If you've flipped more than one house, you've probably accumulated a spreadsheet that started clean and turned into a monster — twelve tabs, hardcoded numbers from a deal you did three years ago, and rehab estimates that you're not totally sure you trust. You're not alone.
This is one of the most common frustrations among active flippers: everyone has their own version of the spreadsheet, and nobody feels fully confident in it. The good news is there's a cleaner way to think about flip underwriting — one that doesn't require a finance degree or a 10-tab Excel file.
Start With ARV — Everything Else Flows From It
After-repair value (ARV) is the north star of every flip deal. It's what the home will sell for after your renovations, based on comparable sales in the immediate area. If you get this wrong, every other number in your analysis is wrong too.
To find a solid ARV:
- Pull comps within 0.5 miles, same bedroom/bath count, sold within the last 90 days
- Weight recent sales more heavily — the market moves, and a 6-month-old sale might be stale
- Be honest about your finishes. If comps were fully gut-renovated and you're doing a lipstick flip, haircut your ARV accordingly
A good rule of thumb: if you can't find at least 3 solid comps within a mile, you don't have enough data to underwrite the deal confidently.
The 70% Rule Is a Starting Point, Not a Finish Line
You've probably heard of the 70% rule: don't pay more than 70% of ARV minus repair costs. It's a useful quick filter, but it's not a complete underwriting system.
The 70% rule doesn't account for:
- Holding costs (loan interest, taxes, insurance, utilities — typically 1–2% of ARV per month)
- Closing costs on both the buy and sell side (budget 1–1.5% each way)
- Agent commissions on the sale (typically 2.5–3%)
- Unexpected cost overruns — and there are always unexpected cost overruns
A more complete formula for your maximum purchase price:
Max Purchase Price = ARV × 0.70 − Estimated Rehab − Holding Costs − Closing Costs
Run the numbers at two or three rehab scenarios (cosmetic, moderate, full gut) to understand your risk range before you make an offer.
The Rehab Estimate Problem
This is the part most flippers trust the least — and rightfully so. Rehab costs swing wildly based on what you find once walls are open, how reliable your contractor is, and what the local labor market looks like.
A few ways to tighten your estimate:
Use cost-per-square-foot ranges by scope. Cosmetic flips (paint, flooring, fixtures) typically run $15–$30/sqft. Moderate rehab (kitchen and bath updates, new roof) runs $40–$65/sqft. Full gut renovations can be $80–$150/sqft or more depending on the market.
Always build in a contingency. Experienced flippers budget 10–20% on top of their contractor estimate. If you hit it, great — you protected your margin. If you don't, it goes to profit.
Get at least two bids. One bid is a number. Two bids are a data point. Three bids are actually useful.

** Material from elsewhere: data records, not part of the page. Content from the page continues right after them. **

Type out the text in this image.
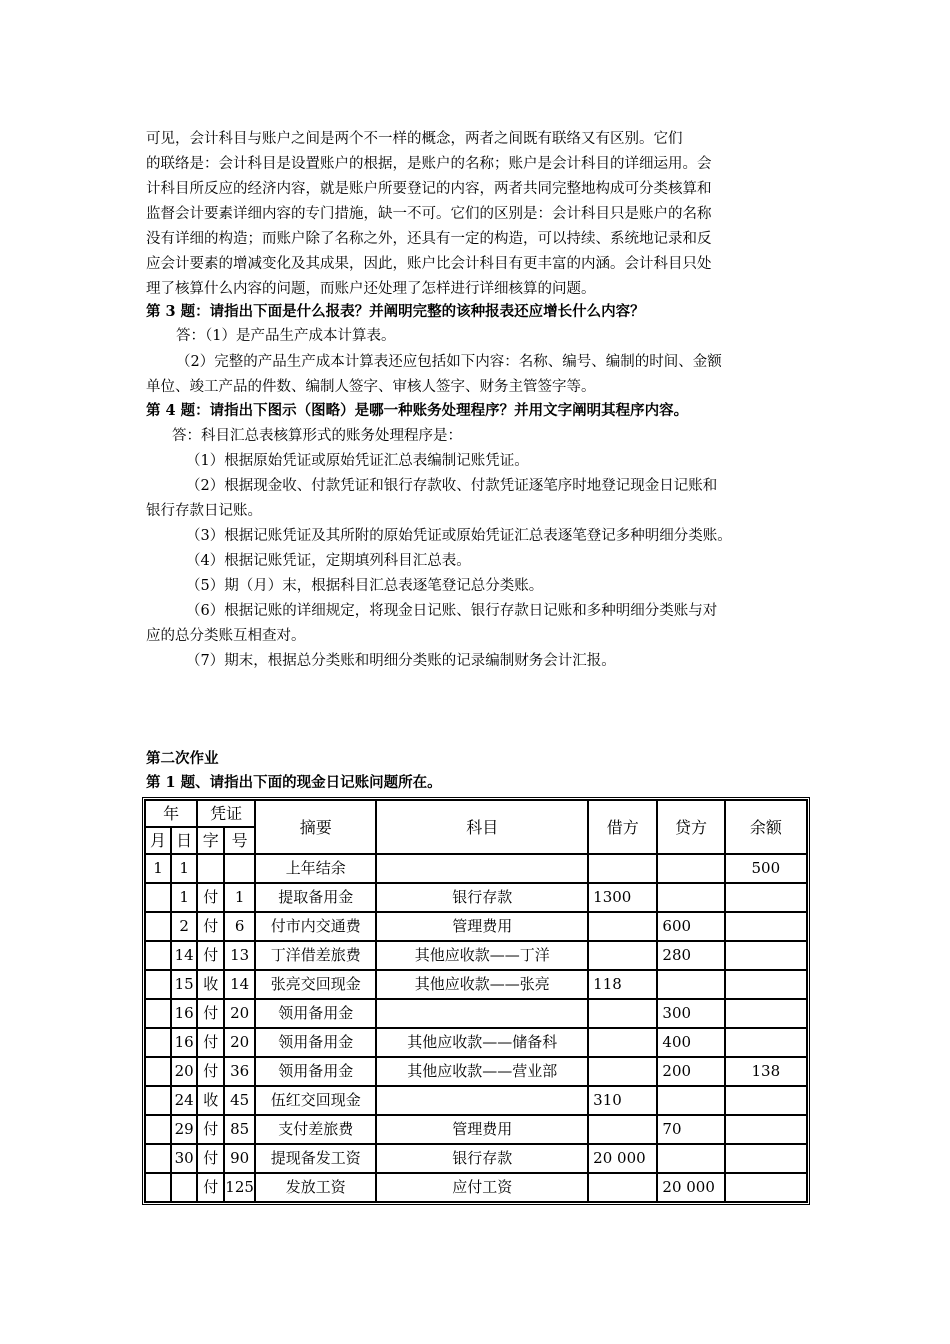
可见，会计科目与账户之间是两个不一样的概念，两者之间既有联络又有区别。它们
的联络是：会计科目是设置账户的根据，是账户的名称；账户是会计科目的详细运用。会
计科目所反应的经济内容，就是账户所要登记的内容，两者共同完整地构成可分类核算和
监督会计要素详细内容的专门措施，缺一不可。它们的区别是：会计科目只是账户的名称
没有详细的构造；而账户除了名称之外，还具有一定的构造，可以持续、系统地记录和反
应会计要素的增减变化及其成果，因此，账户比会计科目有更丰富的内涵。会计科目只处
理了核算什么内容的问题，而账户还处理了怎样进行详细核算的问题。
第 3 题：请指出下面是什么报表？并阐明完整的该种报表还应增长什么内容？
答：（1）是产品生产成本计算表。
（2）完整的产品生产成本计算表还应包括如下内容：名称、编号、编制的时间、金额
单位、竣工产品的件数、编制人签字、审核人签字、财务主管签字等。
第 4 题：请指出下图示（图略）是哪一种账务处理程序？并用文字阐明其程序内容。
答：科目汇总表核算形式的账务处理程序是：
（1）根据原始凭证或原始凭证汇总表编制记账凭证。
（2）根据现金收、付款凭证和银行存款收、付款凭证逐笔序时地登记现金日记账和
银行存款日记账。
（3）根据记账凭证及其所附的原始凭证或原始凭证汇总表逐笔登记多种明细分类账。
（4）根据记账凭证，定期填列科目汇总表。
（5）期（月）末，根据科目汇总表逐笔登记总分类账。
（6）根据记账的详细规定，将现金日记账、银行存款日记账和多种明细分类账与对
应的总分类账互相查对。
（7）期末，根据总分类账和明细分类账的记录编制财务会计汇报。
第二次作业
第 1 题、请指出下面的现金日记账问题所在。
年		凭证		摘要	科目	借方	贷方	余额
月	日	字	号					
1	1			上年结余				500
	1	付	1	提取备用金	银行存款	1300		
	2	付	6	付市内交通费	管理费用		600	
	14	付	13	丁洋借差旅费	其他应收款——丁洋		280	
	15	收	14	张亮交回现金	其他应收款——张亮	118		
	16	付	20	领用备用金			300	
	16	付	20	领用备用金	其他应收款——储备科		400	
	20	付	36	领用备用金	其他应收款——营业部		200	138
	24	收	45	伍红交回现金		310		
	29	付	85	支付差旅费	管理费用		70	
	30	付	90	提现备发工资	银行存款	20 000		
		付	125	发放工资	应付工资		20 000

Scenario Planning: The One Thing That Separates Good Underwriters From Great Ones
The best flip underwriters don't build one model — they build three:
- Base case: Your most realistic assumptions
- Optimistic case: ARV comes in 5% higher, rehab stays on budget
- Downside case: ARV softens 5%, rehab runs 20% over, property sits 60 days longer
If the deal is still profitable in the downside scenario, you have a margin of safety. If the downside scenario wipes out your profit, you either need to renegotiate the purchase price or walk away.
This isn't about being pessimistic — it's about making sure you can absorb a bad outcome and still come out okay.
Key Takeaways
- ARV is everything. Nail your comps before you underwrite anything else.
- The 70% rule is a quick filter, not a complete analysis. Factor in holding costs, closing costs, and commissions.
- Rehab estimates are ranges, not certainties. Always build in a contingency buffer.
- Run three scenarios (base, upside, downside) to understand your true risk before you make an offer.
- Standardize your assumptions. Using the same vacancy, holding cost, and commission inputs across every deal makes your comparisons meaningful.